Sometimes you just have to scratch your head and wonder. We currently have a politico climate where there is great debate over the Solyndra bankruptcy and the money they got from the US in support of the solar energy products they were developing. While I am not one to sneeze at $500 million it just seems like we have gone overboard here by focusing so heavily on this one company and not on the big picture. If the media and politicians would step back and reveal how much support and subsidy the oil and nuclear power companies have gotten over the years the public would be much more concerned than this one company going under. Everyone acts as though the whole solar power industry is going down the toilet, which of course is far far from the truth. Solyndra was on the wrong track with their products. Plain and simple, but other solar companies are not and they will thrive.
Energy Secretary Steven Chu was in Hawaii on Sunday, holding forth on energy efficiency and appliance standards before President Obama and the leaders of China, Japan, and 18 other Pacific Rim countries.
On Thursday, Chu will become the piñata in a pitched proxy battle over the future of clean energy development when he goes before a House subcommittee investigating the collapse of solar panel maker Solyndra.
Such are the swings of fortune these days for Chu, the embattled Nobel Prize winner in the eye of the politically charged storm over Solyndra.
Since the company went bankrupt two months ago, putting $535 million of taxpayer loan guarantees at risk, Solyndra has become the flashpoint for a larger debate over the role of public investment in wind, solar, and other forms of renewable energy.
Another good post on this issue:
Sometimes, in the desire to own a story or the yearning to advance the narrative, it’s easy for reporters to forget about context.

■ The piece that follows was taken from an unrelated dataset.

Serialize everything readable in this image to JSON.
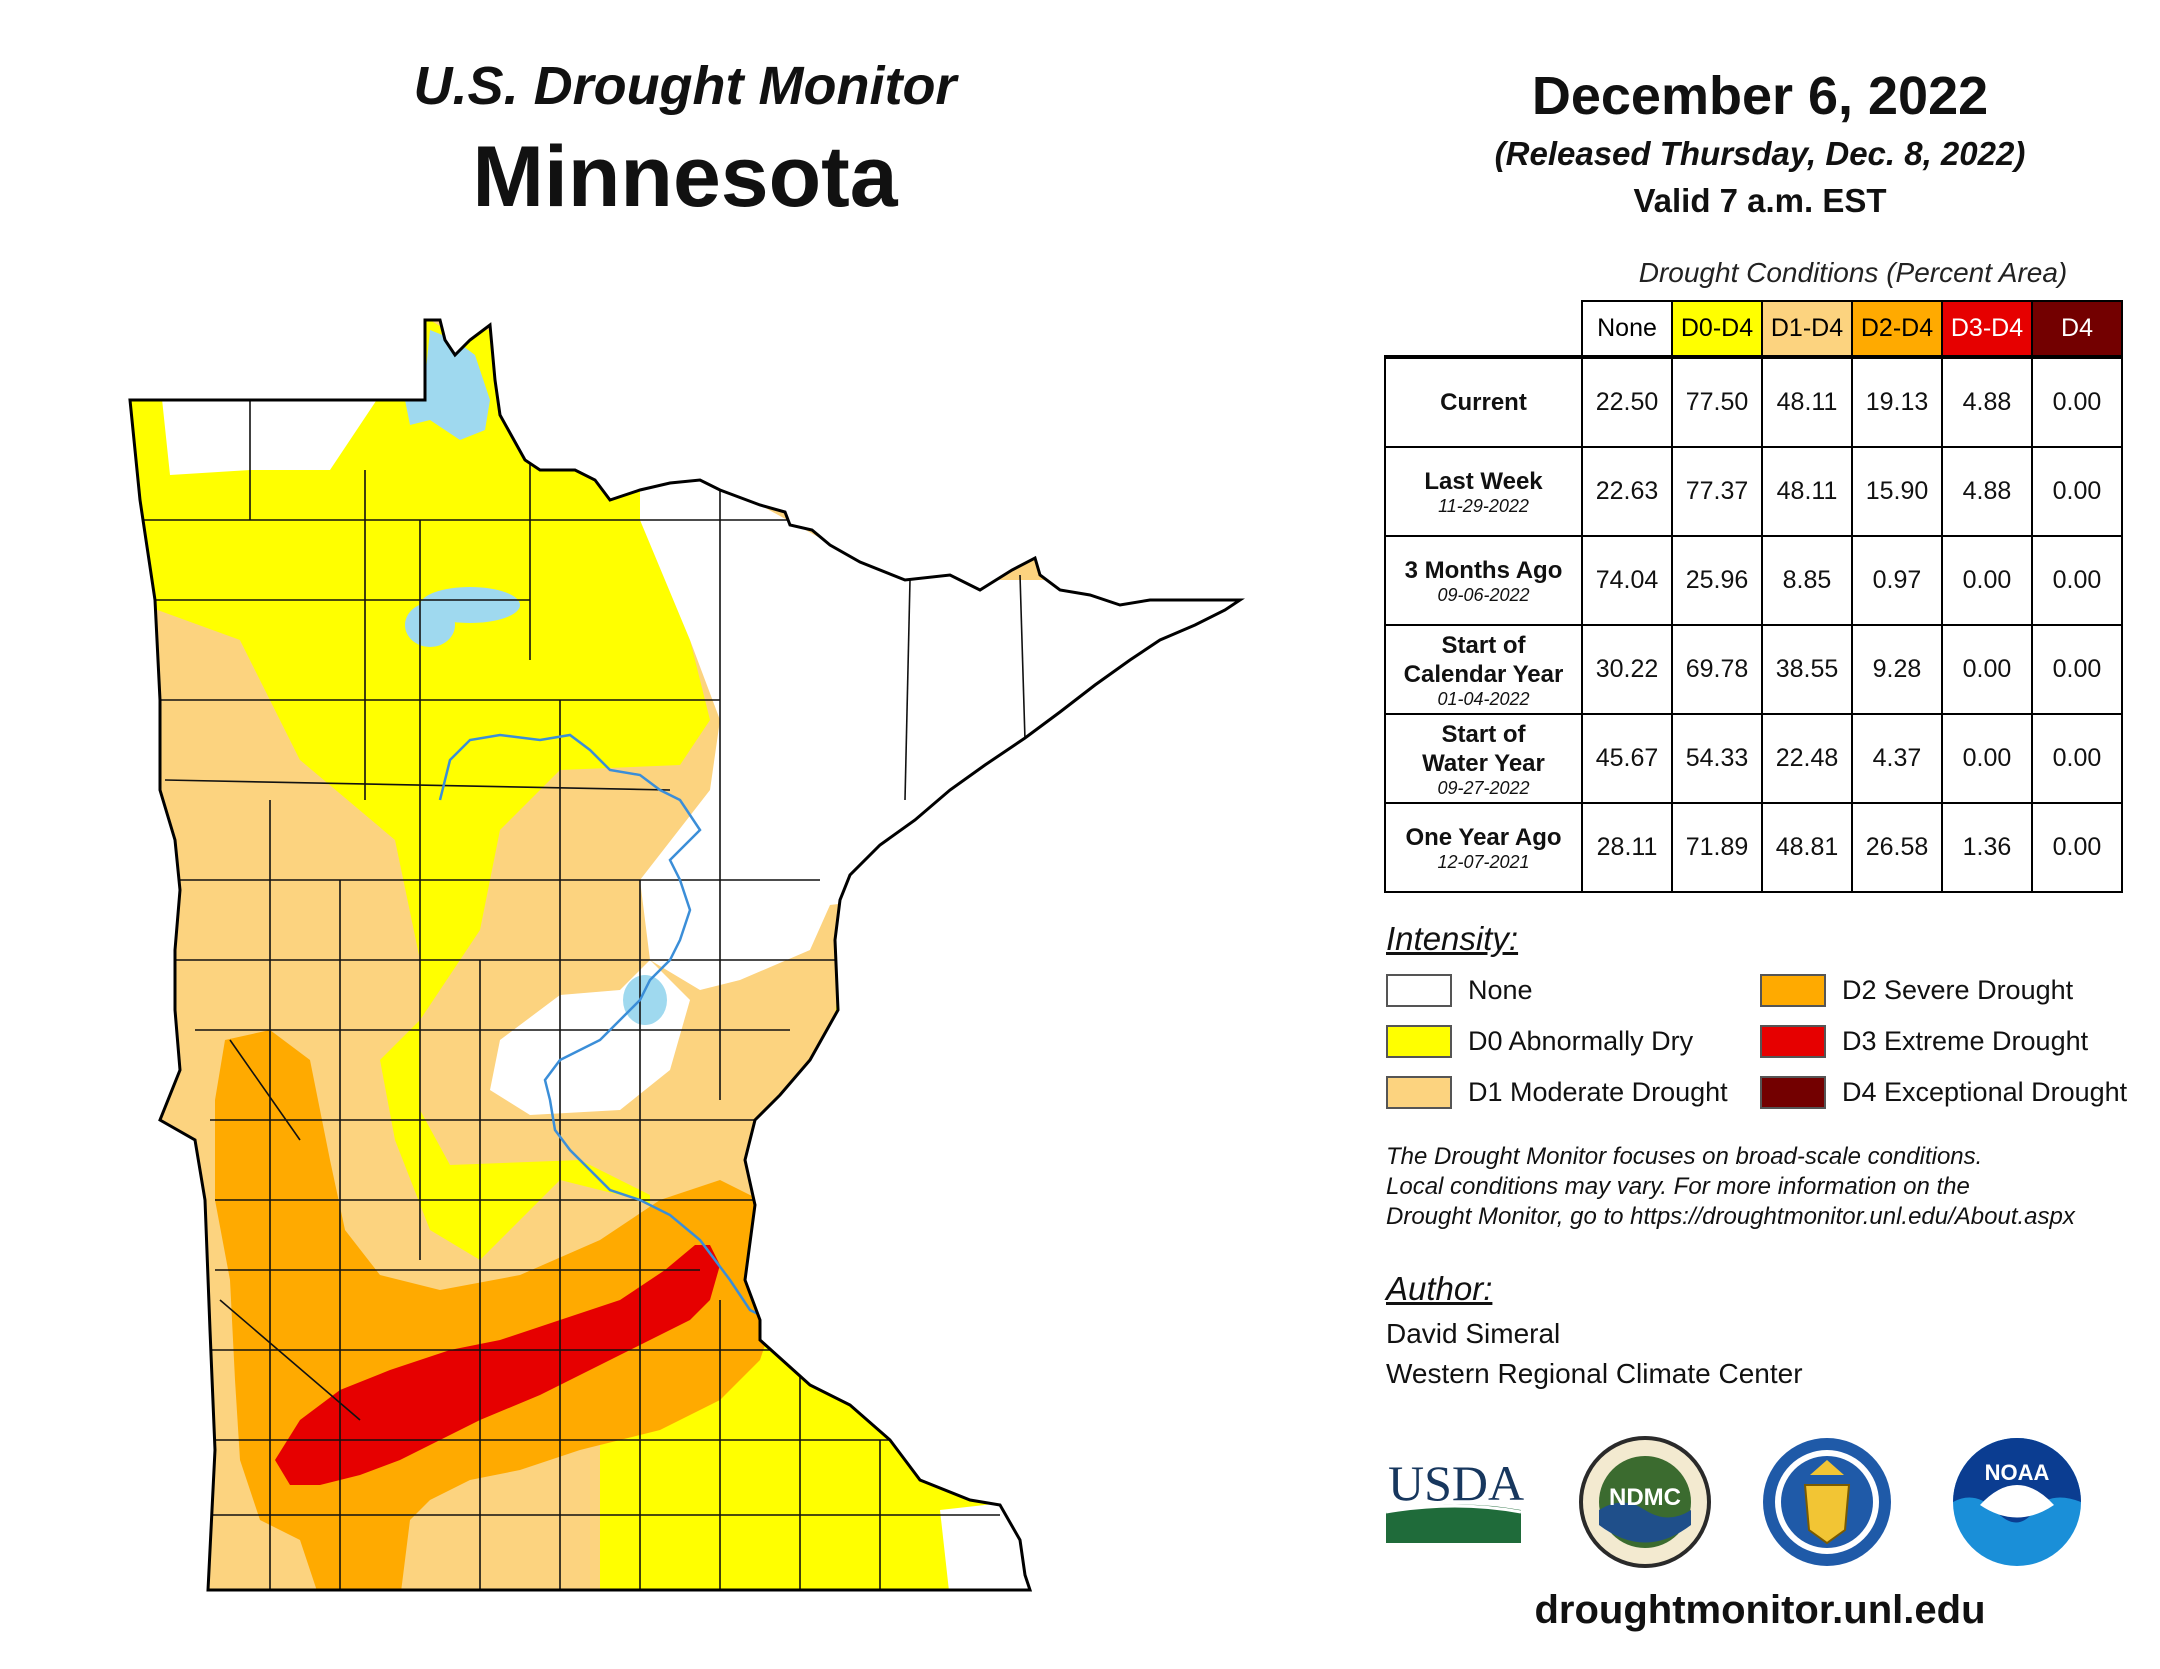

Unfortunately, that’s what seems to be happening in the press coverage of clean energy, much to the detriment of Americans trying to weed through the political rhetoric and fossil fuel industry hyperbole.
In the lead-up to Thursday’s anticipated testimony of Department of Energy Secretary Steven Chu at yet another GOP-led House hearing into Solyndra, both the New York Times and the Washington Post published stories over the weekend that paint the government attempts to jump-start the clean energy economy in America as a waste of taxpayer money.
If you only listen to critics trying to turn Solyndra into a political scandal for President Obama, that’s easy to believe.
But it’s not quite true.
Nevermind that Solyndra is just one of more than 5,500 solar companies now doing business in America, altogether employing more than 100,000 Americans. If you follow the coverage, you’d think Solyndra was the only solar company in America. You probably wouldn’t know that in just the past 90 days alone, nine other U.S. solar manufacturing plants have announced plans to create some 3,350 new jobs over the next four years.